The historic Paris climate change agreement has underlined what is arguably the biggest challenge faced by financial markets in a generation.
How to respond to the threats and opportunities posed by climate change? And how to reallocate assets to reflect the sweeping and disruptive changes that the shift to a low-carbon economy will entail?
As our ninth annual Deals of the Year awards demonstrate, the response from the financial community is already well underway. There was a truly strong crop of contenders to choose from this year.
Take the Personality of the Year award, for example. There were dozens of leaders who have been at the forefront of addressing the challenges outlined above – too many to mention in this editorial.
Also in the running was Thomas DiNapoli, New York State Comptroller, who announced at the Paris climate summit that the state's retirement fund was putting $2 billion into a low-carbon fund. He has since continued to take a strong stance, wading into the shareholder resolution at ExxonMobil.
Or AXA CEO Henri de Castries, who in May helped the Paris climate summit gain momentum when he announced a divestment of about 500 million of coal assets and a trebling of low-carbon energy investments by 2020.
Under the leadership of Yngve Slyngstad, Norges Bank Investment Management, the manager of Norway's $850 billion sovereign wealth fund, has also taken strides to address these issues through coal divestment (although this was mandated by Parliament), and by helping to push the case for clean infrastructure investment and integrating sustainability considerations into the investment process.
Then there is Helen Wildsmith, who has helped lead the 'Aiming for A' initiative, which had some noteworthy successes on climate disclosure at BP and Shell last year.

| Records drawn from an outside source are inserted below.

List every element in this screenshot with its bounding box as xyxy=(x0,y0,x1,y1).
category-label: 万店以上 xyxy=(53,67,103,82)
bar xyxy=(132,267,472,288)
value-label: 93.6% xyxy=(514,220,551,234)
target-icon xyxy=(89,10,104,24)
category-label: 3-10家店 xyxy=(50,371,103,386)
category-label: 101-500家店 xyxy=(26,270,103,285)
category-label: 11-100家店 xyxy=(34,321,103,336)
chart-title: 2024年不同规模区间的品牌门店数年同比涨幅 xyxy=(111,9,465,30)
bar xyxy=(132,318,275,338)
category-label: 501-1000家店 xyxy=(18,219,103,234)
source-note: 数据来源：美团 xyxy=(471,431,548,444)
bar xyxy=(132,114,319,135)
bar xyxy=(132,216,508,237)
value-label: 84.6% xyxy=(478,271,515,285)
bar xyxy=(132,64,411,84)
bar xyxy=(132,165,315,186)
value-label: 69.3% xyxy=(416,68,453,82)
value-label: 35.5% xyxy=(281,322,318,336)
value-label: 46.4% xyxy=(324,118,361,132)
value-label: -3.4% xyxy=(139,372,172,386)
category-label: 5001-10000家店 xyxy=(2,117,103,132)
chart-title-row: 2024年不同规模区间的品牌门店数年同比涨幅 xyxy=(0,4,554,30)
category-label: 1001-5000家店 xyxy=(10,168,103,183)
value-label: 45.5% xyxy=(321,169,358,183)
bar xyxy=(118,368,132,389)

This year, it has already made made progress engaging with the mining sector.
There are also the leaders behind the Portfolio Decarbonisation Coalition or the Montreal Carbon Pledge, both of which have attracted greater-than expected assets.
Meanwhile, the Personality award could easily have gone to UN climate chief Christiana Figueres, whose relentless positivity was integral in securing a deal in Paris.
And we haven't yet mentioned the many protagonists who have helped the green bond market continue to grow and evolve. Again, there are too many to name.
In the end, Mark Carney scooped the award because of the influence he has had on helping the financial markets wake up to the long-term risks posed by climate or "the tragedy of the horizon", as he so eloquently put it.
And his Task Force on Climate-Related Financial Disclosure has the potential to be a game changer for investors who are currently forced to wade through a quagmire of confusing data.
The other awards in the Deals of the Year sector were equally hotly contested. It is all evidence of the fact that investors are starting to shift their capital into climatealigned themes. This is a trend that will continue, and no one will want to be left behind.